Errors automatically include source position and visual highlighting:

transform error in rule "number" at line 3, column 5
  source: "abc + 123"
          ^^^
  error: strconv.Atoi: parsing "abc": invalid syntax

Complete Documentation

parse/transform.md - Complete transform guide
parse/transform_quick_start.md - Quick reference
parse/error_api_usage.md - Error handling

Real-World Examples

Markdown to HTML

Complete working example in examples/markdown/:

Multi-pass transformation (inline → block elements)
Context-aware list handling
Type preservation between passes
Rich error reporting

cd examples/markdown
go run markdown_to_html.go example.md

Calculator

Complete calculator with precedence and parentheses in examples/calculator/:

cd examples/calculator
go run main.go

Parsing Input

// Load grammar
grammar, err := ebnf.LoadGrammar("examples/json.ebnf")
if err != nil {
    log.Fatal(err)
}

// Create parser
parser := parse.New(grammar)

// Parse input
tree, err := parser.Parse(`{"name": "Alice", "age": 30}`, "json")
if err != nil {
    log.Fatal(err)
}

// The parse tree includes:
// - Rule names
// - Source positions (line, column, start, end)
// - Terminal values
// - Child nodes

EBNF Grammar Syntax

Basic Elements

(* Terminals *)
literal = "text" ;
char = 'a' ;

(* Character classes *)
letter = [a-zA-Z] ;
digit = [0-9] ;
not_quote = [^"] ;

(* Regex patterns *)
identifier = #"[a-zA-Z_][a-zA-Z0-9_]*" ;

(* Repetition *)
zero_or_more = element* ;
one_or_more = element+ ;
optional = element? ;

(* Choices *)
unordered = a | b | c ;    (* Any match wins *)
ordered = a / b / c ;      (* First match wins - PEG style *)

(* Grouping *)
grouped = (a | b) c ;

(* Lookahead *)
not_keyword = !keyword identifier ;
starts_with_digit = &digit number ;

Hidden Tokens

Remove structural noise from your parse tree:

(* Hide specific references *)
expr = <"("> value <")"> ;        (* Parens hidden *)
rule = <whitespace>* term ;       (* Whitespace hidden *)

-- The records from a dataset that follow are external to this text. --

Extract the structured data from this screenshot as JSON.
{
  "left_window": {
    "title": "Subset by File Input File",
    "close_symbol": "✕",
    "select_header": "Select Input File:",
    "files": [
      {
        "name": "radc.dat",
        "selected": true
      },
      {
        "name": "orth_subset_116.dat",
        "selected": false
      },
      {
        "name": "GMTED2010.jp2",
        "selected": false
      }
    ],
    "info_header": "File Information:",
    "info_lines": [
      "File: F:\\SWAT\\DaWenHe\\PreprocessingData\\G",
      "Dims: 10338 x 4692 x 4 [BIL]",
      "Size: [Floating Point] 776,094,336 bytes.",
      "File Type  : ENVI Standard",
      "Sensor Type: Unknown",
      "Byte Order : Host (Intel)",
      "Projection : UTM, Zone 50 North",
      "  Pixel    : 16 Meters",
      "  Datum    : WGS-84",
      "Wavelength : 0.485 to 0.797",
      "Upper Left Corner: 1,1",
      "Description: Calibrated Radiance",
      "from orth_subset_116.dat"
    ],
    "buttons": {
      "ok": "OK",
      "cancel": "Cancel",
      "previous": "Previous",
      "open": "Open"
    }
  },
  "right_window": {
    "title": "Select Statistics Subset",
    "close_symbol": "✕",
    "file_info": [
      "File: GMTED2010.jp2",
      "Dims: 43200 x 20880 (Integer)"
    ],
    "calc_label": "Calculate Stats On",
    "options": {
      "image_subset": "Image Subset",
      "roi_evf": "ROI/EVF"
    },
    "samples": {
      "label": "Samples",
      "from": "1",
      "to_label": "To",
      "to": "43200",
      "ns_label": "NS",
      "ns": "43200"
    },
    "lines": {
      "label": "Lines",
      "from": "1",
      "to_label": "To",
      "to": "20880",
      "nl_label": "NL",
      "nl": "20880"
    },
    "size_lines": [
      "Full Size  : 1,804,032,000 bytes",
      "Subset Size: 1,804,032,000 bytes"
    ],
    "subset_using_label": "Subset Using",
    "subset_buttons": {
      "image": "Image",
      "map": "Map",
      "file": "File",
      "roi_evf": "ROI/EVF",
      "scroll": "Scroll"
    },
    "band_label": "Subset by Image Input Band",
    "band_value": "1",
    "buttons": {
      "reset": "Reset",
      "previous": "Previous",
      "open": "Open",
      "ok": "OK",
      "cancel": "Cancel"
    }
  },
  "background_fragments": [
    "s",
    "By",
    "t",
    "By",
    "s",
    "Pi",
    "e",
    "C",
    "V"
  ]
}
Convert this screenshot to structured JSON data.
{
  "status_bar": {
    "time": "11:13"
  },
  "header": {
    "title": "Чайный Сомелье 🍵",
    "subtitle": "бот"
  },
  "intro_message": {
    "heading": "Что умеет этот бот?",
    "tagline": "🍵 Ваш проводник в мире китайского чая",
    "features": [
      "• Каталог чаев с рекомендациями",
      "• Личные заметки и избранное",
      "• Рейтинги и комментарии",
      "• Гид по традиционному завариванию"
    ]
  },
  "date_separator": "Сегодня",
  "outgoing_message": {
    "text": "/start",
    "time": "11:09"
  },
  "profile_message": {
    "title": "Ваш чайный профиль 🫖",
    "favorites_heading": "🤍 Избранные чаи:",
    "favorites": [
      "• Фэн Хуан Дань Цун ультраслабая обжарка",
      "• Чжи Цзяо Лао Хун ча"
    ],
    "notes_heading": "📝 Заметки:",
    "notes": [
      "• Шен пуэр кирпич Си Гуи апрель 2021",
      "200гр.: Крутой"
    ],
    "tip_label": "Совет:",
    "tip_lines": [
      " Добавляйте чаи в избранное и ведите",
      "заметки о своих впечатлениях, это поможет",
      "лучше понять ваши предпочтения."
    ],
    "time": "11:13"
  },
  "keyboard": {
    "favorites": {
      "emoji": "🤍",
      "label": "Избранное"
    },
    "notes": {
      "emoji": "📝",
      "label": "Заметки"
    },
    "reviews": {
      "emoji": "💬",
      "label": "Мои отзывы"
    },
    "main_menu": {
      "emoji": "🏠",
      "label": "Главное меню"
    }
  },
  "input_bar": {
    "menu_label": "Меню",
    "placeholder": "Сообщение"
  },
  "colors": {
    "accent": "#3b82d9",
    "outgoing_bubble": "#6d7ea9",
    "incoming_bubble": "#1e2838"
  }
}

(* Hide entire rule wrapper *)
<value> = object | array | string | number ;
<whitespace> = " " | "\t" | "\n" ;

Hidden rule definitions (with <> around the name) remove the wrapper node entirely, flattening the tree.

Example Grammars

Arithmetic with Clean Parse Trees

examples/arithmetic.ebnf uses right recursion to create S-expression-like trees:

add = mul_div <"+"> add_sub ;
mul = unary <"*"> mul_div ;

This creates trees like add(2, mul(3, 4)) instead of flat lists, making transformations trivial.

JSON Parser

examples/json.ebnf demonstrates:

Recursive structures (objects, arrays)
String escape sequences
Hidden structural tokens for clean trees

Regex Patterns

examples/regex_demo.ebnf:

identifier = #"[a-zA-Z][a-zA-Z0-9_]*" ;
email = #"[a-zA-Z0-9._%+-]+@[a-zA-Z0-9.-]+\.[a-zA-Z]{2,}" ;

Use Cases

This library is suitable for:

✅ Production Compilers and Interpreters

Multi-pass compilation (parse → resolve → typecheck → codegen)
Symbol table construction with scoping
Source position tracking for error messages
Type-safe transformations

✅ Document Processors

Markdown, reStructuredText, AsciiDoc
Custom markup languages
Multi-pass processing (inline → block → layout)
Context-aware formatting

✅ Configuration Languages

Custom DSLs for your application
TOML/YAML-like formats
Validation with rich error messages
Type-safe configuration objects

✅ Data Formats and Query Languages

Custom serialization formats
SQL-like query languages
Template languages
Expression evaluators

✅ Development Tools

Syntax highlighters
Code formatters
Linters and analyzers
Educational parsing tools

API Reference

Loading Grammars

// From string
grammar, err := ebnf.ParseString(grammarText)

// From file
grammar, err := ebnf.LoadGrammar("path/to/grammar.ebnf")

// Access rules
rule := grammar.GetRule("expr")

Parsing

// Create parser
parser := parse.New(grammar)

// Parse input
tree, err := parser.Parse(input, "start_rule")

// Print parse tree
parse.PrintAST(os.Stdout, tree)          // Full tree
parse.CompactPrintAST(os.Stdout, tree)   // Compact format

Transforming

// Bottom-up (default)
result, err := parse.Transform(tree, transforms)

// Multi-pass
result, err := parse.TransformMultiPass(tree, []parse.TransformMap{pass1, pass2})

// Top-down
result, err := parse.TransformTopDown(tree, transforms)

Parse Tree Structure

The parser produces *parse.Node with:

type Node struct {
    Rule             string      // Grammar rule name
    Value            string      // Terminal text value
    TransformedValue interface{} // Typed value from transforms
    Children         []*Node     // Child nodes
    Line, Column     int         // Source position
    Start, End       int         // Character offsets
}

Comparison to Other Tools

Feature	This Library	ANTLR	Yacc/Bison	Hand-Written
Pure Go	✅	❌ (Java tool)	❌ (C tool)	✅
No code gen	✅	❌	❌	✅
Transform framework	✅	⚠️ (listeners)	❌	❌
Multi-pass	✅	❌	❌	⚠️ (manual)
Rich errors	✅	⚠️	❌	⚠️ (manual)
Learning curve	Low	High	High	Medium
Runtime deps	None	Runtime JAR	C runtime	None

Performance

The transform system uses reflection for function signature detection but only during initialization. Transform execution is direct function calls with no reflection overhead.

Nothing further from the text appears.